This afternoon Lyle posted an excellent recap of today’s argument in Johnson v. Williams.  Like him, I was struck by the decision of the state’s lawyer not to embrace more modest rules proposed by, among others, Justice Kennedy.  But I differ a little from Lyle, in that I think that the lawyer made the right decision in the special circumstances of this case.  I’m trying to attend all of the oral arguments this Term, and hope to have the opportunity to offer thoughts on issues like this.

In Johnson, California argues for a categorical rule that a state court decision always resolves the “merits” of a federal “claim” – which entitles it to deference on federal habeas corpus – unless the court expressly says otherwise.  As a practical matter, the only example the state can provide of a decision that would not be on the “merits” is a ruling that the claim has been procedurally defaulted and therefore will not be considered.  The state court would never otherwise expressly say “we have before us a properly presented federal claim, but we refuse to consider it.”  So California’s proposed rule would almost always result in deference to state court rulings.

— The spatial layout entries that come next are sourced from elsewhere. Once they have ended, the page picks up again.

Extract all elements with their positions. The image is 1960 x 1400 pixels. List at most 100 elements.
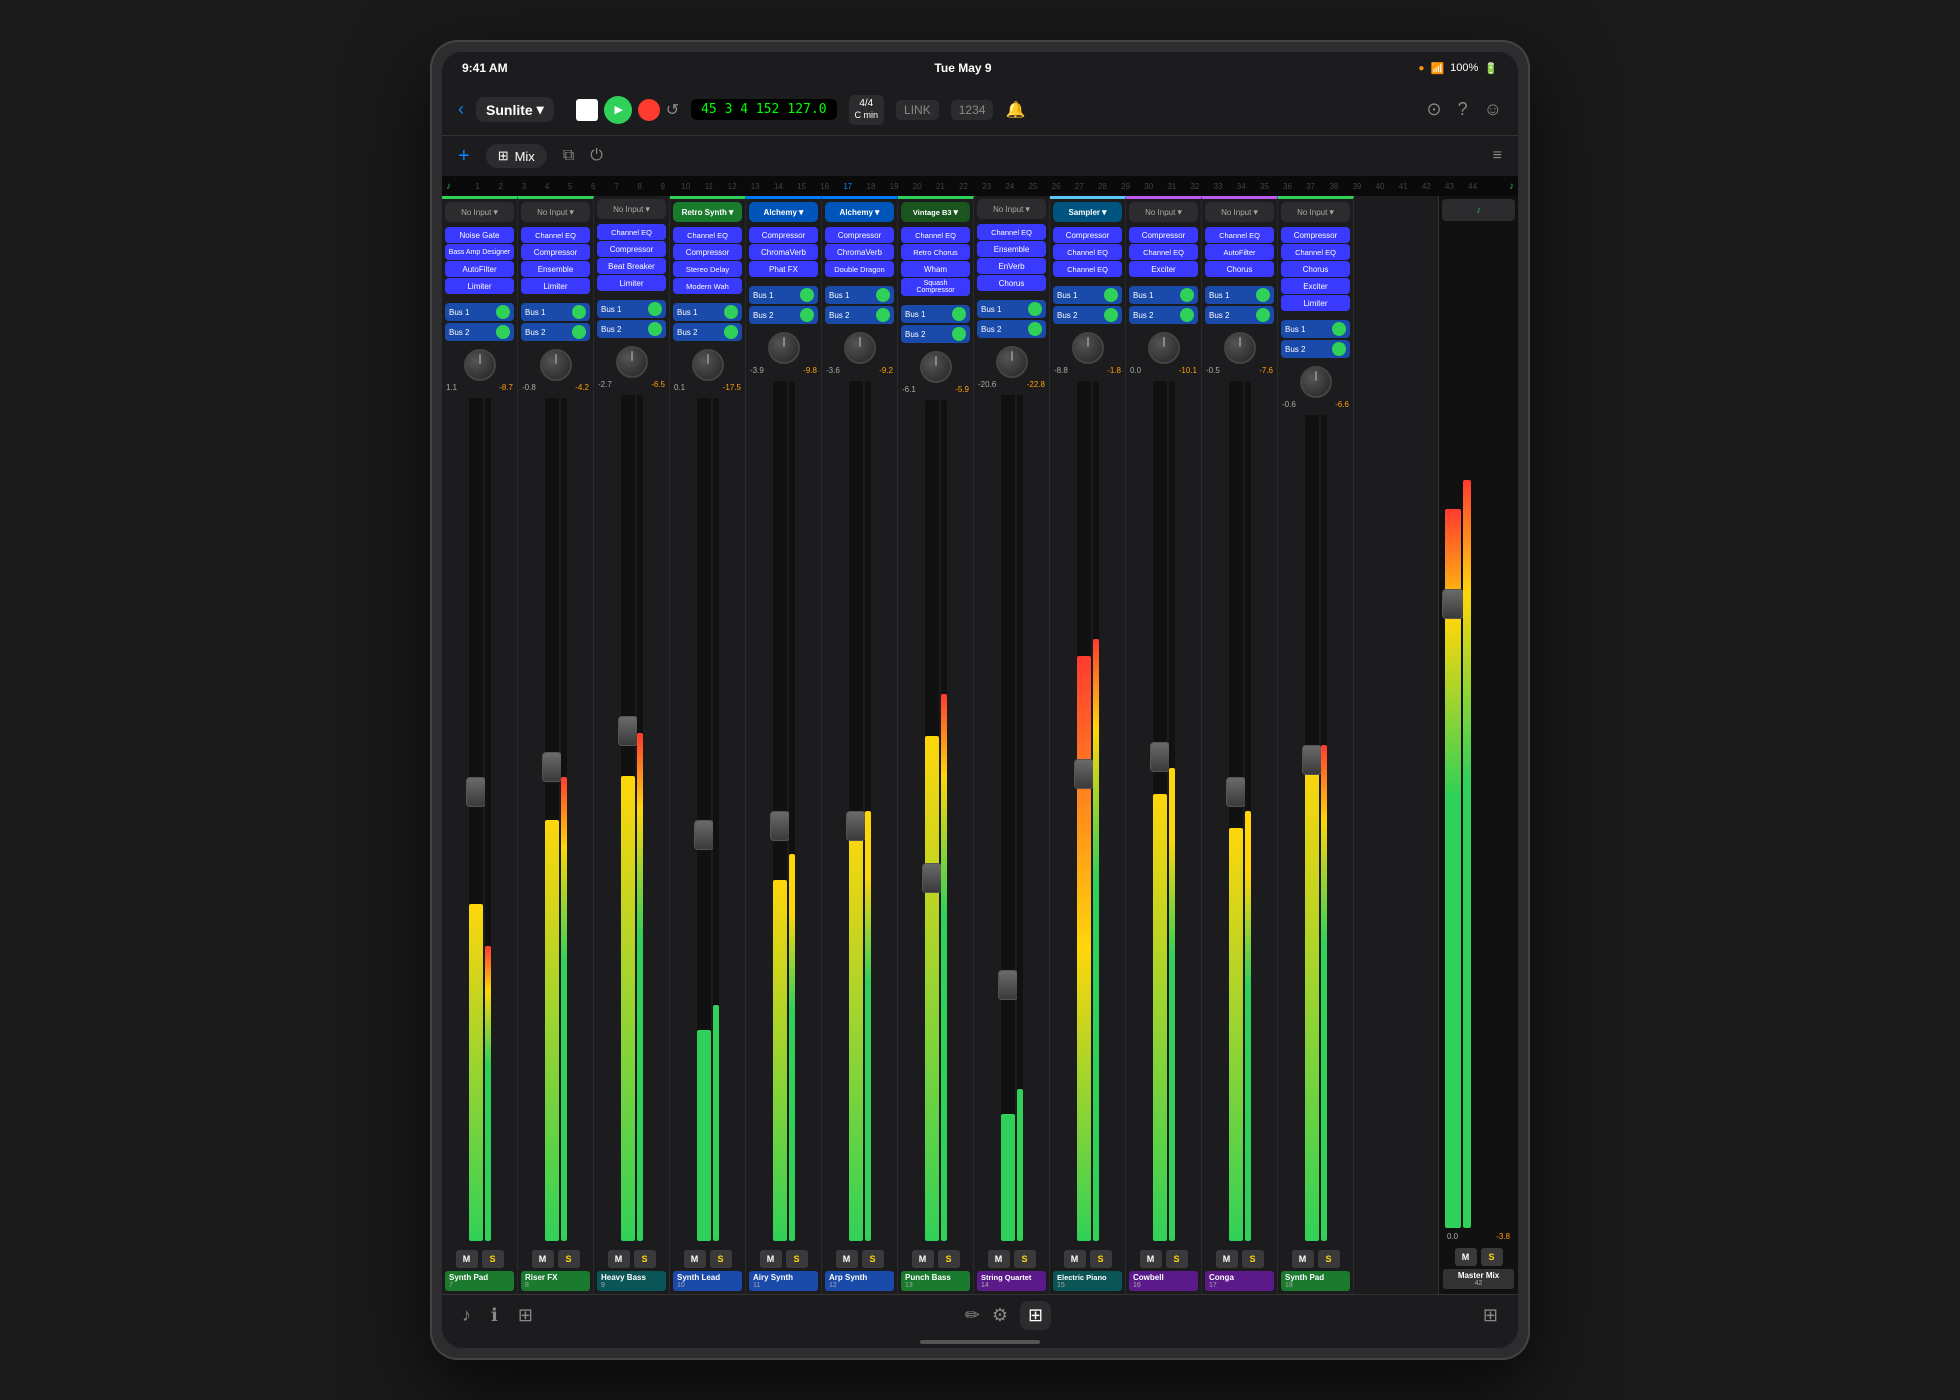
plugin-compressor[interactable]: Compressor: [749, 227, 818, 243]
plugin-channel-eq[interactable]: Channel EQ: [673, 227, 742, 243]
pan-knob-9[interactable]: [1072, 332, 1104, 364]
bus2-button-8[interactable]: Bus 2: [977, 320, 1046, 338]
fader-thumb-5[interactable]: [770, 811, 790, 841]
fader-thumb-7[interactable]: [922, 863, 942, 893]
pan-knob-5[interactable]: [768, 332, 800, 364]
plugin-channel-eq[interactable]: Channel EQ: [521, 227, 590, 243]
fader-thumb-11[interactable]: [1226, 777, 1246, 807]
plugin-modern-wah[interactable]: Modern Wah: [673, 278, 742, 294]
solo-button-9[interactable]: S: [1090, 1250, 1112, 1268]
plugin-squash-compressor[interactable]: Squash Compressor: [901, 278, 970, 296]
input-selector-4[interactable]: Retro Synth▾: [673, 202, 742, 222]
plugin-autofilter[interactable]: AutoFilter: [1205, 244, 1274, 260]
plugin-chromaverb[interactable]: ChromaVerb: [749, 244, 818, 260]
plugin-noise-gate[interactable]: Noise Gate: [445, 227, 514, 243]
settings-icon-bottom[interactable]: ⚙: [992, 1305, 1008, 1326]
plugin-chorus-2[interactable]: Chorus: [1281, 261, 1350, 277]
bus2-button-10[interactable]: Bus 2: [1129, 306, 1198, 324]
record-button[interactable]: [638, 99, 660, 121]
plugin-channel-eq[interactable]: Channel EQ: [597, 224, 666, 240]
cycle-button[interactable]: ↺: [666, 100, 679, 120]
library-icon[interactable]: ♪: [462, 1305, 471, 1326]
mute-button-12[interactable]: M: [1292, 1250, 1314, 1268]
master-fader-thumb[interactable]: [1442, 589, 1464, 619]
plugin-bass-amp[interactable]: Bass Amp Designer: [445, 244, 514, 260]
bus2-button-11[interactable]: Bus 2: [1205, 306, 1274, 324]
plugin-compressor[interactable]: Compressor: [1281, 227, 1350, 243]
plugin-beat-breaker[interactable]: Beat Breaker: [597, 258, 666, 274]
input-selector-5[interactable]: Alchemy▾: [749, 202, 818, 222]
project-name[interactable]: Sunlite ▾: [476, 97, 554, 122]
input-selector-1[interactable]: No Input▾: [445, 202, 514, 222]
bus1-button-4[interactable]: Bus 1: [673, 303, 742, 321]
plugin-limiter[interactable]: Limiter: [597, 275, 666, 291]
master-mute-button[interactable]: M: [1455, 1248, 1477, 1266]
settings-icon[interactable]: ☺: [1484, 99, 1502, 120]
keyboard-icon[interactable]: ⊞: [1483, 1305, 1498, 1325]
bus1-button-1[interactable]: Bus 1: [445, 303, 514, 321]
fader-thumb-1[interactable]: [466, 777, 486, 807]
fader-thumb-6[interactable]: [846, 811, 866, 841]
solo-button-5[interactable]: S: [786, 1250, 808, 1268]
plugin-autofilter[interactable]: AutoFilter: [445, 261, 514, 277]
pan-knob-8[interactable]: [996, 346, 1028, 378]
plugin-chromaverb[interactable]: ChromaVerb: [825, 244, 894, 260]
bus2-button-9[interactable]: Bus 2: [1053, 306, 1122, 324]
back-button[interactable]: ‹: [458, 99, 464, 120]
pan-knob-1[interactable]: [464, 349, 496, 381]
help-icon[interactable]: ?: [1458, 99, 1468, 120]
plugin-channel-eq[interactable]: Channel EQ: [977, 224, 1046, 240]
bus1-button-6[interactable]: Bus 1: [825, 286, 894, 304]
bus2-button-4[interactable]: Bus 2: [673, 323, 742, 341]
solo-button-7[interactable]: S: [938, 1250, 960, 1268]
fader-thumb-3[interactable]: [618, 716, 638, 746]
mute-button-3[interactable]: M: [608, 1250, 630, 1268]
bus1-button-11[interactable]: Bus 1: [1205, 286, 1274, 304]
solo-button-6[interactable]: S: [862, 1250, 884, 1268]
plugin-channel-eq[interactable]: Channel EQ: [901, 227, 970, 243]
plugin-limiter-2[interactable]: Limiter: [1281, 295, 1350, 311]
input-selector-12[interactable]: No Input▾: [1281, 202, 1350, 222]
mute-button-10[interactable]: M: [1140, 1250, 1162, 1268]
solo-button-4[interactable]: S: [710, 1250, 732, 1268]
bus2-button-7[interactable]: Bus 2: [901, 325, 970, 343]
mute-button-1[interactable]: M: [456, 1250, 478, 1268]
bus1-button-8[interactable]: Bus 1: [977, 300, 1046, 318]
plugin-phat-fx[interactable]: Phat FX: [749, 261, 818, 277]
count-in-button[interactable]: 1234: [951, 100, 994, 120]
solo-button-2[interactable]: S: [558, 1250, 580, 1268]
pan-knob-4[interactable]: [692, 349, 724, 381]
pan-knob-7[interactable]: [920, 351, 952, 383]
plugin-chorus[interactable]: Chorus: [977, 275, 1046, 291]
solo-button-8[interactable]: S: [1014, 1250, 1036, 1268]
plugin-limiter[interactable]: Limiter: [445, 278, 514, 294]
plugin-wham[interactable]: Wham: [901, 261, 970, 277]
plugin-compressor[interactable]: Compressor: [825, 227, 894, 243]
plugin-channel-eq[interactable]: Channel EQ: [1129, 244, 1198, 260]
play-button[interactable]: [604, 96, 632, 124]
pencil-icon[interactable]: ✏: [965, 1305, 980, 1326]
mix-view-icon[interactable]: ⊞: [1020, 1301, 1051, 1330]
bus2-button-5[interactable]: Bus 2: [749, 306, 818, 324]
bus2-button-6[interactable]: Bus 2: [825, 306, 894, 324]
plugin-compressor[interactable]: Compressor: [1129, 227, 1198, 243]
plugin-exciter-2[interactable]: Exciter: [1281, 278, 1350, 294]
mute-button-9[interactable]: M: [1064, 1250, 1086, 1268]
input-selector-6[interactable]: Alchemy▾: [825, 202, 894, 222]
input-selector-2[interactable]: No Input▾: [521, 202, 590, 222]
plugin-double-dragon[interactable]: Double Dragon: [825, 261, 894, 277]
plugin-stereo-delay[interactable]: Stereo Delay: [673, 261, 742, 277]
bus2-button-3[interactable]: Bus 2: [597, 320, 666, 338]
master-solo-button[interactable]: S: [1481, 1248, 1503, 1266]
tracks-view-icon[interactable]: ⊞: [518, 1305, 533, 1326]
input-selector-3[interactable]: No Input▾: [597, 199, 666, 219]
add-track-button[interactable]: +: [458, 145, 470, 168]
bus1-button-9[interactable]: Bus 1: [1053, 286, 1122, 304]
solo-button-11[interactable]: S: [1242, 1250, 1264, 1268]
fader-thumb-9[interactable]: [1074, 759, 1094, 789]
input-selector-8[interactable]: No Input▾: [977, 199, 1046, 219]
plugin-channel-eq[interactable]: Channel EQ: [1205, 227, 1274, 243]
pan-knob-10[interactable]: [1148, 332, 1180, 364]
stop-button[interactable]: [576, 99, 598, 121]
bus1-button-12[interactable]: Bus 1: [1281, 320, 1350, 338]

It quickly became apparent at the argument in Johnson that a majority of the Justices believe that California easily would win this case under a much narrower rule, which is applied by most circuits:  that there is a strong, but rebuttable, presumption that the state courts have resolved the federal claim.  Here, the Justices indicated, the state court’s opinion contains substantial clues that it was resolving the defendant’s federal constitutional claim.  And that would be enough to decide the case.

California’s lawyer expressly accepted that the state would win under that rule.  But she did not dwell on it.  Instead, she consistently pressed the state’s arguments for the categorical rule.

I think that was the right decision in the circumstances.  It was clear from the argument that the narrow rule is a “bird in the hand” for the state.  Nothing is going to dissuade a majority of the Court from giving California at least that.

But the state had the chance of assembling a majority for its broader rule.  And it has a significant interest in many other cases in having a categorical rule that better insulates rulings of the state courts from federal habeas challenge.  Also, if the question is close, it is generally better for a lawyer to stick with the argument set forth in her brief.

Many times, a lawyer will pay a steep price for failing to embrace and run with a path to victory offered by a majority of the Supreme Court.  But because I think that the state her lost nothing by sticking to its guns, I don’t think that Johnson is such a case.

I agree with Lyle that several members of the Court were skeptical of the rule of law applied by the California courts on the substantive federal claim (an issue relating to the Sixth Amendment right not to have a juror removed for bias) presented by the habeas petition – an issue on which the Justices had denied cert.  I thought that the state’s lawyer held her own in answering their concerns, as they related to the facts of this particular case.  But there is a real chance that in an appropriate case the Justices will take up the California courts’ interpretation of the Sixth Amendment.